In the second of three estimates for the period, the Commerce Department reported that real economic growth in the U.S. during the first quarter was revised downward, from an annual rate of 2.2% to 1.9%, primarily due to lowered estimates for private inventory investment and higher imports. This is down from a 3.0% growth rate during the fourth quarter of last year.
In a separate report from the Labor Department, weekly jobless claims rose to their highest level in five weeks, up from an upwardly revised 373,000 to 383,000 for the week ending March 26. Along with a disappointing tally of 133,000 private sector jobs from ADP, the stage is now set for Friday’s monthly labor report and the Institute for Supply Management’s national manufacturing index.
Returning to the GDP report, the downward revision was mostly in line with analysts' estimates as lower inventory building, a bigger trade gap, and less government spending were expected. However, consumer spending was also revised lower. The percentage contributions to the change in GDP are shown below and, as usual, American consumers have been doing their share of the heavy lifting in recent months -- that is, ever since the debt ceiling debate ended last summer.

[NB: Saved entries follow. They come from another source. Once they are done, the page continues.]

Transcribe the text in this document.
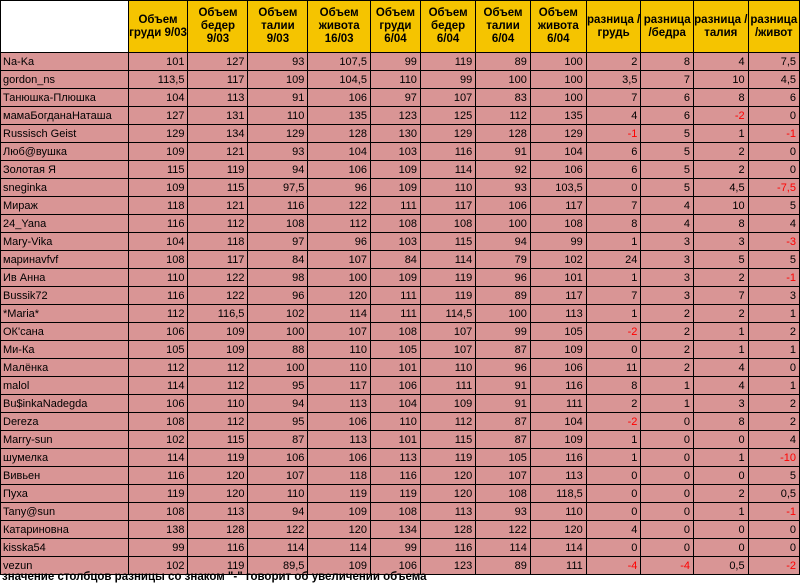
	Объем груди 9/03	Объем бедер 9/03	Объем талии 9/03	Объем живота 16/03	Объем груди 6/04	Объем бедер 6/04	Объем талии 6/04	Объем живота 6/04	разница /грудь	разница /бедра	разница /талия	разница /живот
Na-Ka	101	127	93	107,5	99	119	89	100	2	8	4	7,5
gordon_ns	113,5	117	109	104,5	110	99	100	100	3,5	7	10	4,5
Танюшка-Плюшка	104	113	91	106	97	107	83	100	7	6	8	6
мамаБогданаНаташа	127	131	110	135	123	125	112	135	4	6	-2	0
Russisch Geist	129	134	129	128	130	129	128	129	-1	5	1	-1
Люб@вушка	109	121	93	104	103	116	91	104	6	5	2	0
Золотая Я	115	119	94	106	109	114	92	106	6	5	2	0
sneginka	109	115	97,5	96	109	110	93	103,5	0	5	4,5	-7,5
Мираж	118	121	116	122	111	117	106	117	7	4	10	5
24_Yana	116	112	108	112	108	108	100	108	8	4	8	4
Mary-Vika	104	118	97	96	103	115	94	99	1	3	3	-3
маринаvfvf	108	117	84	107	84	114	79	102	24	3	5	5
Ив Анна	110	122	98	100	109	119	96	101	1	3	2	-1
Bussik72	116	122	96	120	111	119	89	117	7	3	7	3
*Maria*	112	116,5	102	114	111	114,5	100	113	1	2	2	1
ОК'сана	106	109	100	107	108	107	99	105	-2	2	1	2
Ми-Ка	105	109	88	110	105	107	87	109	0	2	1	1
Малёнка	112	112	100	110	101	110	96	106	11	2	4	0
malol	114	112	95	117	106	111	91	116	8	1	4	1
Bu$inkaNadegda	106	110	94	113	104	109	91	111	2	1	3	2
Dereza	108	112	95	106	110	112	87	104	-2	0	8	2
Marry-sun	102	115	87	113	101	115	87	109	1	0	0	4
шумелка	114	119	106	106	113	119	105	116	1	0	1	-10
Вивьен	116	120	107	118	116	120	107	113	0	0	0	5
Пуха	119	120	110	119	119	120	108	118,5	0	0	2	0,5
Tany@sun	108	113	94	109	108	113	93	110	0	0	1	-1
Катариновна	138	128	122	120	134	128	122	120	4	0	0	0
kisska54	99	116	114	114	99	116	114	114	0	0	0	0
vezun	102	119	89,5	109	106	123	89	111	-4	-4	0,5	-2
значение столбцов разницы со знаком "-" говорит об увеличении объема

Consumer spending during the January to March period was revised downward from a gain of 2.9% to 2.7%. However, driven by a 14.3% surge in purchases of durable goods, this group still accounted for all of the overall GDP gains with a contribution of 1.9 percentage points.
Economists expect GDP growth to improve in the second quarter to just over 2% in what may prove to be an overly optimistic assessment of the U.S. economy’s prospects, given recent developments in Europe and a stream of disappointing U.S. economic reports in recent months.